Sectional brush design
Unfortunately, traditional tube bushes can only be rotated in a single direction, due to the spiral wire construction and its tendency to untwist. The high-density brush design has solved this problem with a design that securely grips the filaments regardless of the direction of spindle rotation. The solid stem in the new design (typically 3/8") provides a more reliable and stable connection to the collet of the machine. Alternatively, the new brushes can be built with an end-mill holder.
A second advantage of the new bushes is the high-filament density achieved by the sectional design, resulting in density ten times higher than that of the tube brush. The increased fill density allows more filament tips to contact the targeted burr. The greater fill density increases the aggression of the brush while extending brush life.
The third advantage of the new brushes is the ability to operate at significantly higher speeds. The new high-density sectional brushes can operate at speeds of 1,500rpm to 8,000rpm, depending on the filament material and the brush diameter. This is more than four times the maximum speed of tube brushes of the same diameter.

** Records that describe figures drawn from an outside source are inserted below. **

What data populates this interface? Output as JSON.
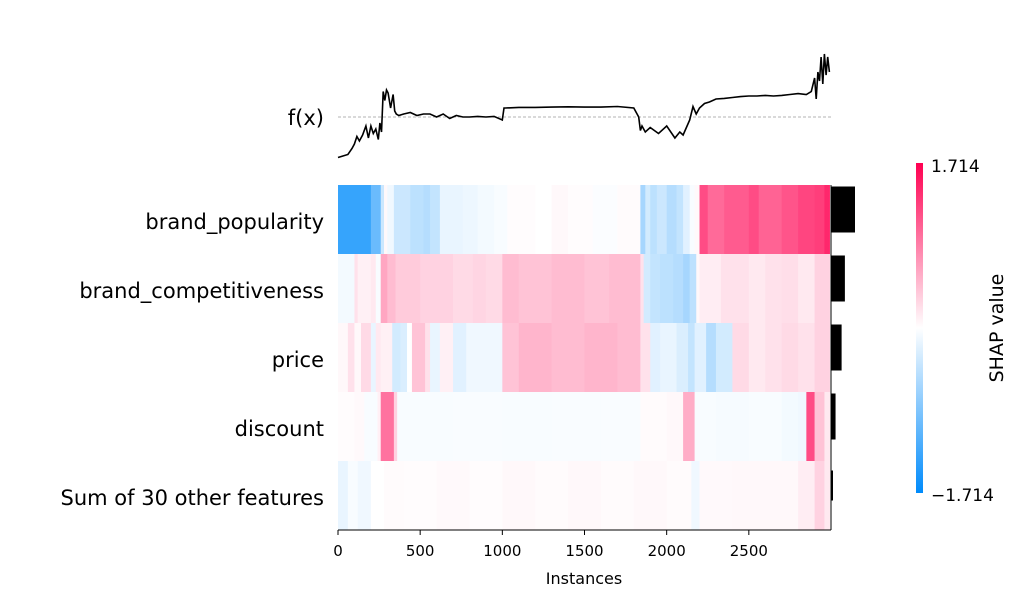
{
  "chart_data": {
    "type": "heatmap",
    "fx_label": "f(x)",
    "xlabel": "Instances",
    "xlim": [
      0,
      3000
    ],
    "x_ticks": [
      0,
      500,
      1000,
      1500,
      2000,
      2500
    ],
    "features": [
      "brand_popularity",
      "brand_competitiveness",
      "price",
      "discount",
      "Sum of 30 other features"
    ],
    "feature_importance": [
      0.95,
      0.55,
      0.42,
      0.18,
      0.06
    ],
    "colorbar": {
      "title": "SHAP value",
      "max_label": "1.714",
      "min_label": "−1.714",
      "vmin": -1.714,
      "vmax": 1.714,
      "low_color": "#008bfb",
      "mid_color": "#ffffff",
      "high_color": "#ff0051"
    },
    "fx_series": {
      "x": [
        0,
        30,
        60,
        85,
        100,
        115,
        130,
        150,
        170,
        185,
        200,
        215,
        230,
        245,
        255,
        265,
        275,
        285,
        295,
        305,
        320,
        335,
        345,
        355,
        370,
        400,
        440,
        480,
        520,
        560,
        600,
        640,
        680,
        720,
        760,
        800,
        850,
        900,
        950,
        1000,
        1010,
        1020,
        1100,
        1200,
        1300,
        1400,
        1500,
        1600,
        1700,
        1800,
        1830,
        1840,
        1850,
        1870,
        1900,
        1950,
        2000,
        2050,
        2080,
        2100,
        2120,
        2140,
        2160,
        2180,
        2200,
        2230,
        2260,
        2300,
        2350,
        2400,
        2450,
        2500,
        2550,
        2600,
        2650,
        2700,
        2750,
        2800,
        2850,
        2880,
        2900,
        2910,
        2920,
        2930,
        2940,
        2950,
        2960,
        2970,
        2980,
        2990
      ],
      "y": [
        -1.35,
        -1.3,
        -1.25,
        -1.05,
        -0.9,
        -0.65,
        -0.8,
        -0.6,
        -0.3,
        -0.7,
        -0.3,
        -0.55,
        -0.4,
        -0.75,
        -0.2,
        -0.5,
        0.85,
        0.55,
        0.9,
        0.8,
        0.3,
        0.75,
        0.2,
        0.1,
        0.05,
        0.1,
        0.15,
        0.05,
        0.1,
        0.1,
        0.0,
        0.1,
        -0.05,
        0.05,
        0.0,
        0.0,
        0.02,
        0.0,
        0.02,
        -0.1,
        0.3,
        0.3,
        0.32,
        0.32,
        0.33,
        0.34,
        0.33,
        0.33,
        0.35,
        0.3,
        0.0,
        -0.45,
        -0.3,
        -0.5,
        -0.35,
        -0.55,
        -0.3,
        -0.7,
        -0.5,
        -0.6,
        -0.35,
        -0.1,
        0.35,
        0.1,
        0.3,
        0.45,
        0.5,
        0.6,
        0.62,
        0.65,
        0.68,
        0.7,
        0.7,
        0.72,
        0.7,
        0.72,
        0.75,
        0.78,
        0.75,
        0.85,
        1.3,
        0.6,
        1.5,
        1.2,
        2.0,
        1.1,
        2.1,
        1.4,
        2.0,
        1.5
      ],
      "baseline": 0.0
    },
    "bands": [
      [
        [
          0,
          200,
          -1.35
        ],
        [
          200,
          260,
          -1.0
        ],
        [
          260,
          280,
          -0.35
        ],
        [
          280,
          300,
          0.05
        ],
        [
          300,
          340,
          -0.1
        ],
        [
          340,
          440,
          -0.35
        ],
        [
          440,
          520,
          -0.45
        ],
        [
          520,
          560,
          -0.5
        ],
        [
          560,
          620,
          -0.4
        ],
        [
          620,
          760,
          -0.15
        ],
        [
          760,
          850,
          -0.12
        ],
        [
          850,
          950,
          -0.08
        ],
        [
          950,
          1030,
          -0.05
        ],
        [
          1030,
          1200,
          0.02
        ],
        [
          1200,
          1300,
          0.0
        ],
        [
          1300,
          1400,
          0.05
        ],
        [
          1400,
          1550,
          0.02
        ],
        [
          1550,
          1700,
          -0.03
        ],
        [
          1700,
          1840,
          0.03
        ],
        [
          1840,
          1870,
          -0.6
        ],
        [
          1870,
          1900,
          -0.3
        ],
        [
          1900,
          1940,
          -0.45
        ],
        [
          1940,
          2000,
          -0.35
        ],
        [
          2000,
          2060,
          -0.5
        ],
        [
          2060,
          2100,
          -0.4
        ],
        [
          2100,
          2140,
          -0.2
        ],
        [
          2140,
          2170,
          -0.05
        ],
        [
          2170,
          2200,
          0.05
        ],
        [
          2200,
          2250,
          1.2
        ],
        [
          2250,
          2350,
          1.0
        ],
        [
          2350,
          2500,
          1.1
        ],
        [
          2500,
          2560,
          1.2
        ],
        [
          2560,
          2700,
          1.05
        ],
        [
          2700,
          2800,
          1.15
        ],
        [
          2800,
          2900,
          1.25
        ],
        [
          2900,
          2960,
          1.3
        ],
        [
          2960,
          2990,
          1.45
        ]
      ],
      [
        [
          0,
          100,
          -0.08
        ],
        [
          100,
          120,
          0.2
        ],
        [
          120,
          200,
          0.1
        ],
        [
          200,
          230,
          0.15
        ],
        [
          230,
          260,
          -0.05
        ],
        [
          260,
          300,
          0.6
        ],
        [
          300,
          350,
          0.45
        ],
        [
          350,
          500,
          0.35
        ],
        [
          500,
          700,
          0.3
        ],
        [
          700,
          820,
          0.25
        ],
        [
          820,
          900,
          0.28
        ],
        [
          900,
          1000,
          0.25
        ],
        [
          1000,
          1100,
          0.45
        ],
        [
          1100,
          1300,
          0.4
        ],
        [
          1300,
          1500,
          0.45
        ],
        [
          1500,
          1650,
          0.4
        ],
        [
          1650,
          1840,
          0.45
        ],
        [
          1840,
          1860,
          0.2
        ],
        [
          1860,
          1900,
          -0.3
        ],
        [
          1900,
          1960,
          -0.4
        ],
        [
          1960,
          2040,
          -0.45
        ],
        [
          2040,
          2100,
          -0.5
        ],
        [
          2100,
          2140,
          -0.6
        ],
        [
          2140,
          2180,
          -0.45
        ],
        [
          2180,
          2200,
          0.05
        ],
        [
          2200,
          2330,
          0.12
        ],
        [
          2330,
          2500,
          0.2
        ],
        [
          2500,
          2600,
          0.15
        ],
        [
          2600,
          2700,
          0.2
        ],
        [
          2700,
          2800,
          0.22
        ],
        [
          2800,
          2900,
          0.15
        ],
        [
          2900,
          2990,
          0.3
        ]
      ],
      [
        [
          0,
          60,
          0.05
        ],
        [
          60,
          100,
          0.2
        ],
        [
          100,
          140,
          0.05
        ],
        [
          140,
          200,
          0.25
        ],
        [
          200,
          230,
          -0.15
        ],
        [
          230,
          260,
          0.15
        ],
        [
          260,
          330,
          0.1
        ],
        [
          330,
          380,
          -0.3
        ],
        [
          380,
          420,
          -0.25
        ],
        [
          420,
          450,
          0.0
        ],
        [
          450,
          530,
          0.4
        ],
        [
          530,
          560,
          0.2
        ],
        [
          560,
          620,
          -0.15
        ],
        [
          620,
          700,
          0.1
        ],
        [
          700,
          780,
          -0.2
        ],
        [
          780,
          850,
          -0.1
        ],
        [
          850,
          1000,
          -0.1
        ],
        [
          1000,
          1100,
          0.4
        ],
        [
          1100,
          1300,
          0.5
        ],
        [
          1300,
          1500,
          0.45
        ],
        [
          1500,
          1700,
          0.5
        ],
        [
          1700,
          1840,
          0.45
        ],
        [
          1840,
          1900,
          0.2
        ],
        [
          1900,
          1960,
          -0.2
        ],
        [
          1960,
          2060,
          -0.15
        ],
        [
          2060,
          2130,
          -0.25
        ],
        [
          2130,
          2170,
          -0.4
        ],
        [
          2170,
          2240,
          -0.2
        ],
        [
          2240,
          2300,
          -0.5
        ],
        [
          2300,
          2400,
          -0.3
        ],
        [
          2400,
          2500,
          0.25
        ],
        [
          2500,
          2600,
          0.15
        ],
        [
          2600,
          2700,
          0.2
        ],
        [
          2700,
          2800,
          0.25
        ],
        [
          2800,
          2900,
          0.2
        ],
        [
          2900,
          2990,
          0.3
        ]
      ],
      [
        [
          0,
          100,
          0.02
        ],
        [
          100,
          160,
          0.04
        ],
        [
          160,
          240,
          -0.05
        ],
        [
          240,
          260,
          0.1
        ],
        [
          260,
          340,
          0.95
        ],
        [
          340,
          360,
          0.3
        ],
        [
          360,
          700,
          -0.05
        ],
        [
          700,
          1000,
          -0.04
        ],
        [
          1000,
          1300,
          -0.05
        ],
        [
          1300,
          1600,
          -0.04
        ],
        [
          1600,
          1840,
          -0.04
        ],
        [
          1840,
          2000,
          0.03
        ],
        [
          2000,
          2100,
          0.05
        ],
        [
          2100,
          2170,
          0.55
        ],
        [
          2170,
          2300,
          -0.05
        ],
        [
          2300,
          2500,
          -0.06
        ],
        [
          2500,
          2700,
          -0.05
        ],
        [
          2700,
          2800,
          -0.08
        ],
        [
          2800,
          2850,
          -0.1
        ],
        [
          2850,
          2900,
          1.2
        ],
        [
          2900,
          2960,
          0.4
        ],
        [
          2960,
          2990,
          0.15
        ]
      ],
      [
        [
          0,
          60,
          -0.15
        ],
        [
          60,
          120,
          -0.05
        ],
        [
          120,
          200,
          -0.1
        ],
        [
          200,
          280,
          0.0
        ],
        [
          280,
          400,
          0.03
        ],
        [
          400,
          600,
          0.02
        ],
        [
          600,
          800,
          0.04
        ],
        [
          800,
          1000,
          0.02
        ],
        [
          1000,
          1200,
          0.05
        ],
        [
          1200,
          1400,
          0.03
        ],
        [
          1400,
          1600,
          0.05
        ],
        [
          1600,
          1800,
          0.03
        ],
        [
          1800,
          2000,
          0.05
        ],
        [
          2000,
          2150,
          0.03
        ],
        [
          2150,
          2200,
          -0.1
        ],
        [
          2200,
          2400,
          0.04
        ],
        [
          2400,
          2600,
          0.05
        ],
        [
          2600,
          2800,
          0.05
        ],
        [
          2800,
          2900,
          0.12
        ],
        [
          2900,
          2960,
          0.3
        ],
        [
          2960,
          2990,
          0.15
        ]
      ]
    ]
  }
}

The high-density sectional brushes can be equipped with steel filaments or nylon abrasive filaments. NAF brushes are ideally suited for most in-machine automated deburring applications.
NAF brushes are highly compliant, due to their filamentary composition. With NAF brushes, abrasive grains are presented to the work via a flexible carrier, rather than being held rigidly in place (like bonded and coated abrasives). This significantly reduces the aggression of NAF brushes relative to other abrasive products with the same grit size.

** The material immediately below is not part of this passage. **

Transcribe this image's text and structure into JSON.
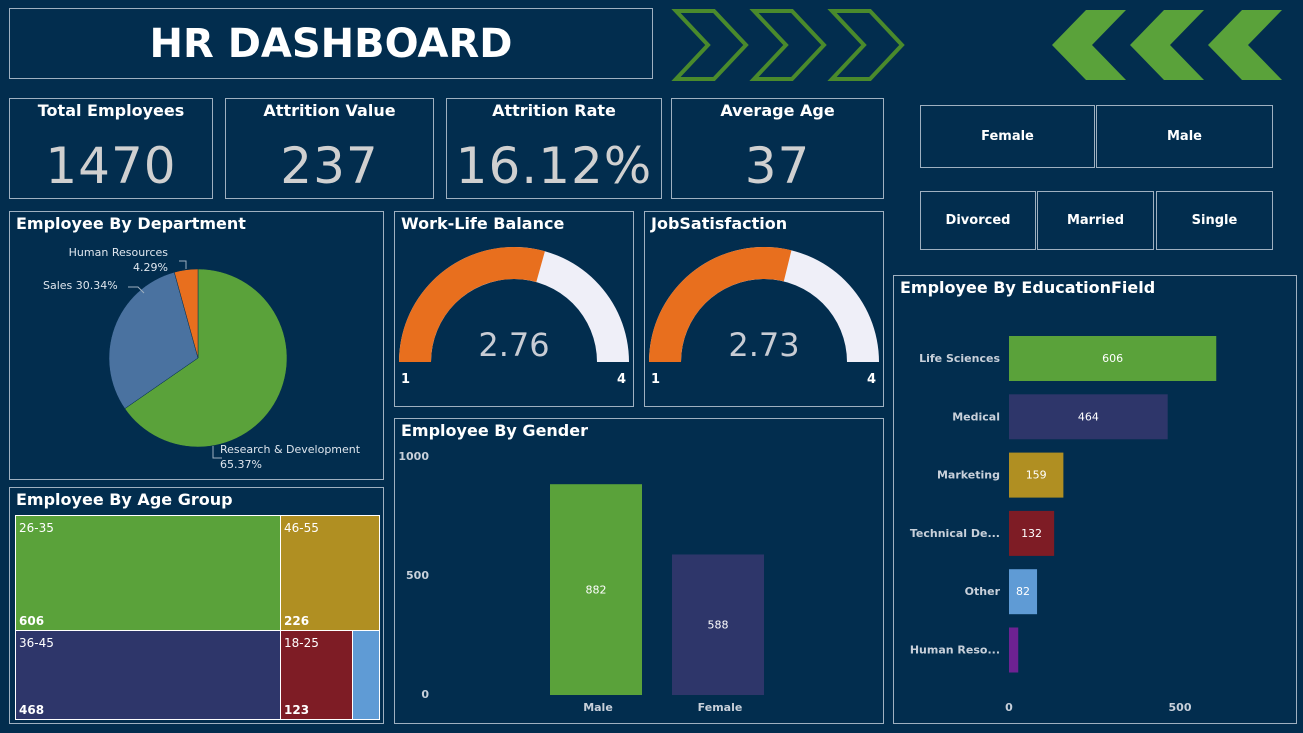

When a filament contacts a burred corner, the cutting forces are high because the contact area is small. However, as soon as the filing action of the brush removes the burr and begins to erode the corner, the cutting pressure drops due to the increased contact area.
This means that a nylon abrasive brush acts aggressively when applied to an edge, and yet its aggression diminishes on flat surfaces as soon as the deburring function is performed. As a result, it refines surface finishes without measurably changing part dimensions, making them preferable to many aggressive abrasive products.
NAF brushes are much easier to automate than other metalworking tools, due to their very forgiving nature. Unlike machining and grinding, a high level of precision is not needed in most NAF brush deburring applications. This eliminates the complexities of planning for part-to-part variation arising from casting variances and fixturing tolerances. Brushes normally operate very effectively in a window of +/-0.020".
Brushes at work
Until recently, manufacturers were unable to take advantage of the powerful advantages of nylon abrasive technology for in-machine deburring of internal edges, because tube brushes were not sufficiently aggressive and long lasting.
Now with the advent of high-density sectional brushes, deburring can be performed in the most efficient manner—inside of CNC machine centers, immediately after the machining process.
In-machine deburring is not the optimal solution for every situation. It cannot be implemented when machining is the overall process bottleneck and cycle time increases equate to lost production. However, many plants have excess machining capacity and using it for deburring is more economical than purchasing dedicated deburring equipment or setting up manual deburring operations, and an easy way to improve productivity and product consistency.